I observed him past jasmine shrubs,
palm trees and sugar cane stumps near grandfather’s house.
His face slashed by mesh-screen shadows, long toes reaching,
the neighbors’ balcony
his censored grounds.

His language was coos and grunts, thick lips, pantomime
of desire, dark eyes stalking, nostrils flared at secret lures.
He pranced from his perch,
as I walked into his view.

I did not ask, hapless prisoner, gifted one, what is your name?
I did not think, little monkey, your parents are in a jungle
and mine are in America.
I whistled a tune to his fanning ears.
One day he wasn’t there, I heard that he died,
his long shadow trailing the breeze.


 

Author’s Statement on Beauty

“Beauty is eternity gazing at itself in a mirror.
 But you are eternity and you are the mirror.” 
                           ― 
Kahlil Gibran, The Prophet

A school of thought suggests that the brain is an organ of reception that perceives beauty and inspiration from the universe as bits of information. I believe the process is more subtle and complex than that, a case of creative intelligence meeting another creative intelligence in a synergistic way. I don’t mean intelligence in an IQ test sort of a way, but rather, as an intelligence of the senses, an intuition. Let’s say you come upon a bird, a leaf or even a stone. These are entities of varying complexities, whose existence is different from yours.
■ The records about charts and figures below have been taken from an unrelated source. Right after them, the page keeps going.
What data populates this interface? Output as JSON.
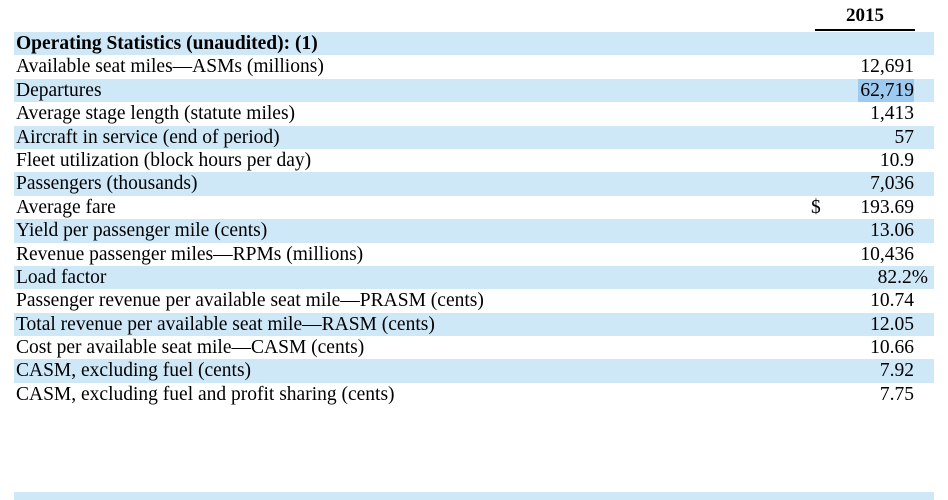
{
  "table": {
    "year": "2015",
    "section_title": "Operating Statistics (unaudited): (1)",
    "rows": [
      {
        "label": "Available seat miles—ASMs (millions)",
        "value": "12,691"
      },
      {
        "label": "Departures",
        "value": "62,719"
      },
      {
        "label": "Average stage length (statute miles)",
        "value": "1,413"
      },
      {
        "label": "Aircraft in service (end of period)",
        "value": "57"
      },
      {
        "label": "Fleet utilization (block hours per day)",
        "value": "10.9"
      },
      {
        "label": "Passengers (thousands)",
        "value": "7,036"
      },
      {
        "label": "Average fare",
        "currency": "$",
        "value": "193.69"
      },
      {
        "label": "Yield per passenger mile (cents)",
        "value": "13.06"
      },
      {
        "label": "Revenue passenger miles—RPMs (millions)",
        "value": "10,436"
      },
      {
        "label": "Load factor",
        "value": "82.2%"
      },
      {
        "label": "Passenger revenue per available seat mile—PRASM (cents)",
        "value": "10.74"
      },
      {
        "label": "Total revenue per available seat mile—RASM (cents)",
        "value": "12.05"
      },
      {
        "label": "Cost per available seat mile—CASM (cents)",
        "value": "10.66"
      },
      {
        "label": "CASM, excluding fuel (cents)",
        "value": "7.92"
      },
      {
        "label": "CASM, excluding fuel and profit sharing (cents)",
        "value": "7.75"
      }
    ]
  },
  "colors": {
    "row_shade": "#cfe8f8",
    "selection_highlight": "#9fcaf0",
    "text": "#000000"
  }
}
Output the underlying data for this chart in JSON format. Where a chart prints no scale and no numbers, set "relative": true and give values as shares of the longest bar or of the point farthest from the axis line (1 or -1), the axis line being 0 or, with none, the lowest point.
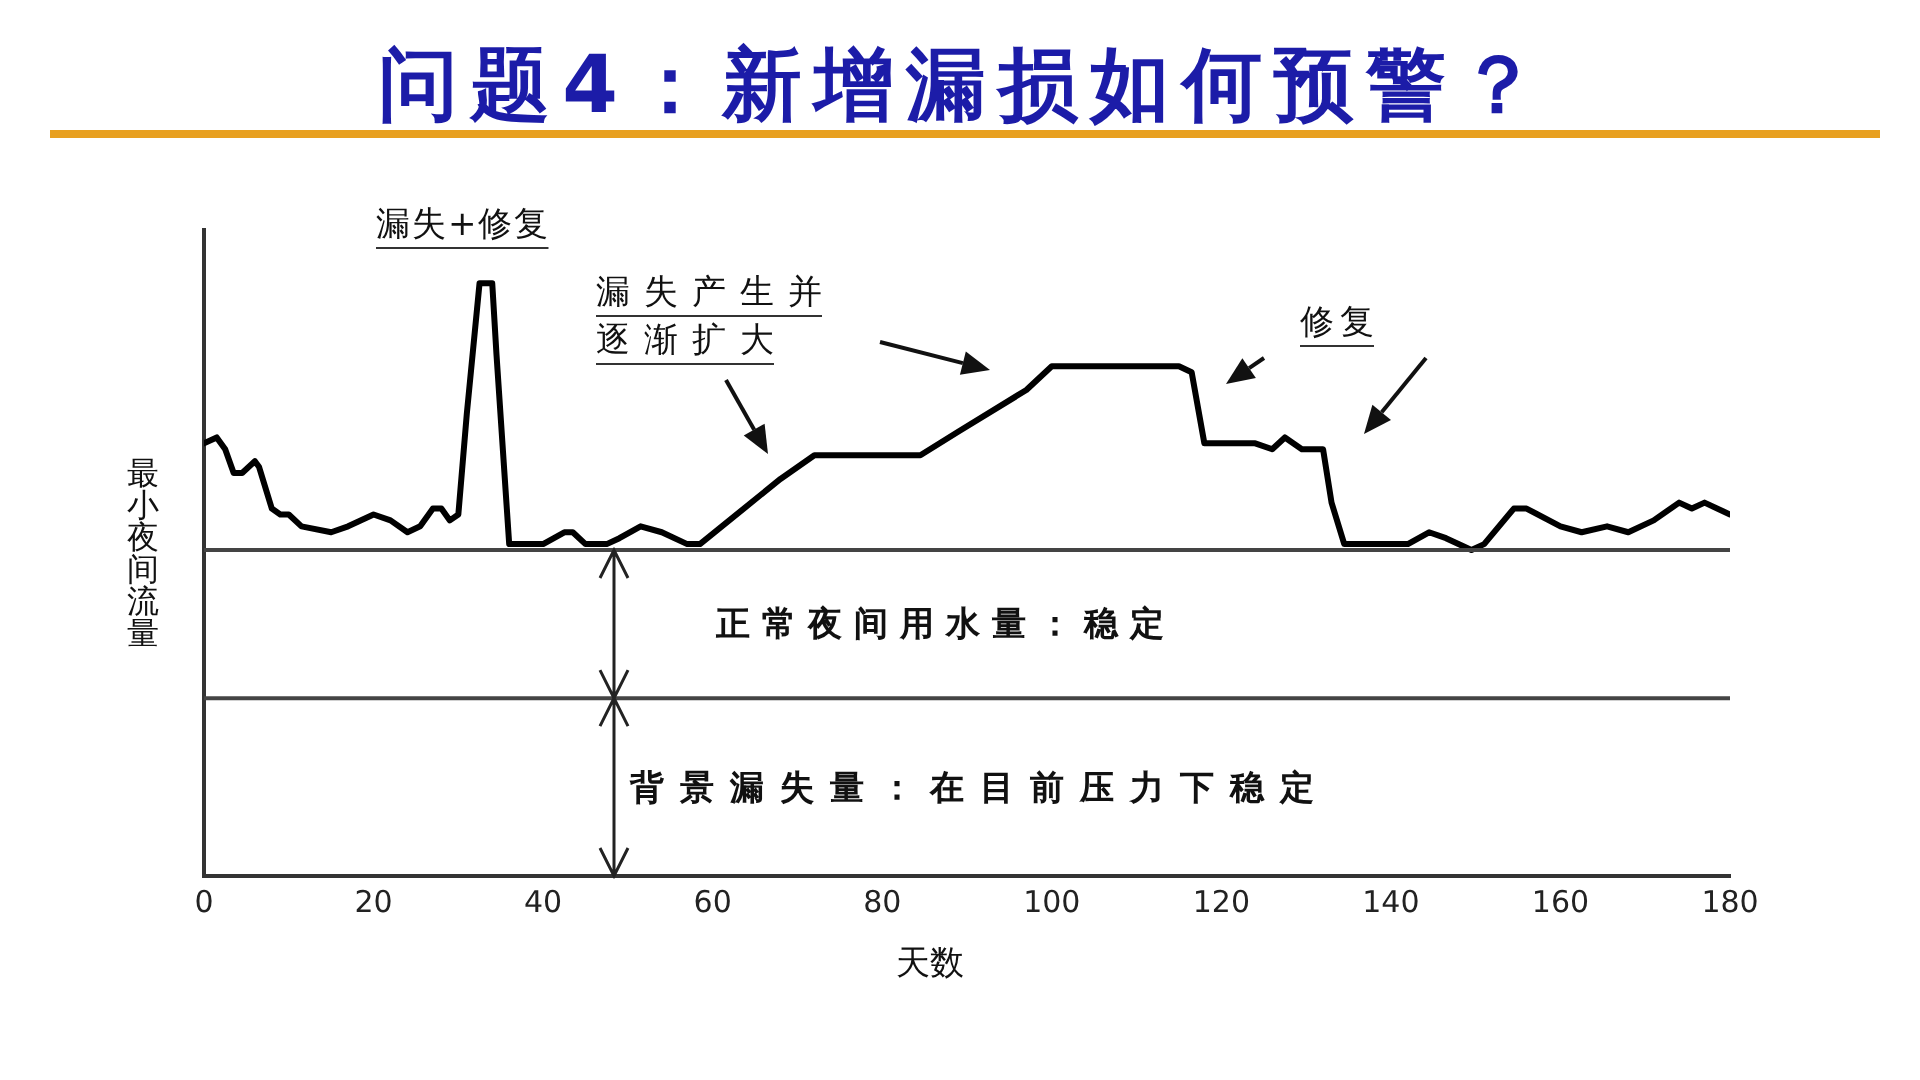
{
  "chart_data": {
    "type": "line",
    "title": "问题4：新增漏损如何预警？",
    "xlabel": "天数",
    "ylabel": "最小夜间流量",
    "relative": true,
    "tick_labels": "x",
    "xlim": [
      0,
      180
    ],
    "xticks": [
      0,
      20,
      40,
      60,
      80,
      100,
      120,
      140,
      160,
      180
    ],
    "x": [
      0,
      1.5,
      2.5,
      3.5,
      4.5,
      6,
      6.5,
      8,
      9,
      10,
      11.5,
      15,
      17,
      20,
      22,
      24,
      25.5,
      27,
      28,
      29,
      30,
      31,
      32.5,
      34,
      34.5,
      36,
      40,
      42.5,
      43.5,
      45,
      47.5,
      49,
      51.5,
      54,
      57,
      58.5,
      68,
      72,
      84.5,
      89,
      97,
      100,
      115,
      116.5,
      118,
      120,
      124,
      126,
      127.5,
      129.5,
      132,
      133,
      134.5,
      136.5,
      139.5,
      142,
      144.5,
      146.5,
      149.5,
      151,
      154.5,
      156,
      160,
      162.5,
      165.5,
      168,
      171,
      174,
      175.5,
      177,
      180
    ],
    "values": [
      0.73,
      0.74,
      0.72,
      0.68,
      0.68,
      0.7,
      0.69,
      0.62,
      0.61,
      0.61,
      0.59,
      0.58,
      0.59,
      0.61,
      0.6,
      0.58,
      0.59,
      0.62,
      0.62,
      0.6,
      0.61,
      0.78,
      1,
      1,
      0.88,
      0.56,
      0.56,
      0.58,
      0.58,
      0.56,
      0.56,
      0.57,
      0.59,
      0.58,
      0.56,
      0.56,
      0.67,
      0.71,
      0.71,
      0.75,
      0.82,
      0.86,
      0.86,
      0.85,
      0.73,
      0.73,
      0.73,
      0.72,
      0.74,
      0.72,
      0.72,
      0.63,
      0.56,
      0.56,
      0.56,
      0.56,
      0.58,
      0.57,
      0.55,
      0.56,
      0.62,
      0.62,
      0.59,
      0.58,
      0.59,
      0.58,
      0.6,
      0.63,
      0.62,
      0.63,
      0.61
    ],
    "color": "#000000",
    "ref_lines": [
      {
        "axis": "y",
        "value": 0.55
      },
      {
        "axis": "y",
        "value": 0.3
      }
    ],
    "annotations": [
      "漏失+修复",
      "漏失产生并逐渐扩大",
      "修复",
      "正常夜间用水量：稳定",
      "背景漏失量：在目前压力下稳定"
    ]
  }
}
By an act of creative empathy, the possibilities of your art may expand to infinity.

I am bemused by the term “Ekphrastic” as all art is inspired by art, which can be as subtle as a breeze. Art is beauty, beauty is art. We are wired for beauty and respond to it. I find my inspiration everywhere; most times an idea starts like a whisper that gathers momentum. The process of creating beauty involves nurturing this whisper into a coherent form, developing a language for its trajectory, a translation to oneself as much as to potential readers. Some think that beauty just is, like a beautiful Banyan, but even that tree developed through a progression that took eons to perfect, though as in evolution/intelligent design, creative work may explode in a Cambrian explosion of new forms.

I don’t tailor my work to a specific audience, as I try to let my art to be free from censors. I aim for truth, cadence, musicality, a surprise as the work and I wrestle with each other. My aunt once told me, while plucking her chin hairs: “One must suffer for beauty.” I agree with her, as I sit at my computer and start the process of focusing on a new creation, refining an image, a feeling, a thought. Some of my poems have been written as if in a trance, others took years to develop.

What I hope to achieve with my readers is a moment where our minds meet in that mysterious realm where beauty lies, and a spark of recognition yields a subterranean clarity, a sharpening of the senses and a softening of the heart.


Nadia Ibrashi’s work received prizes in National Federation of State Poetry Societies, Poetry Society of Michigan, Ebony, Writer’s Digest, Gemini Magazine, Springfed Arts, X.J. Kennedy Awards, Detroit Working Writers and others. Her work appears in The Southeast Review, Nimrod, Narrative, Quiddity, The MacGuffin  and others, and has received acknowledgement with Tiferet: A Journal of Spiritual Literature and The Raymond Carver contest. She is assistant editor at Narrative Magazine, and graduated as a fiction fellow with The Writers’ Institute, CUNY. She is a member of Detroit Working Writers, and Springfed Arts, and has practiced medicine in Egypt and in the States.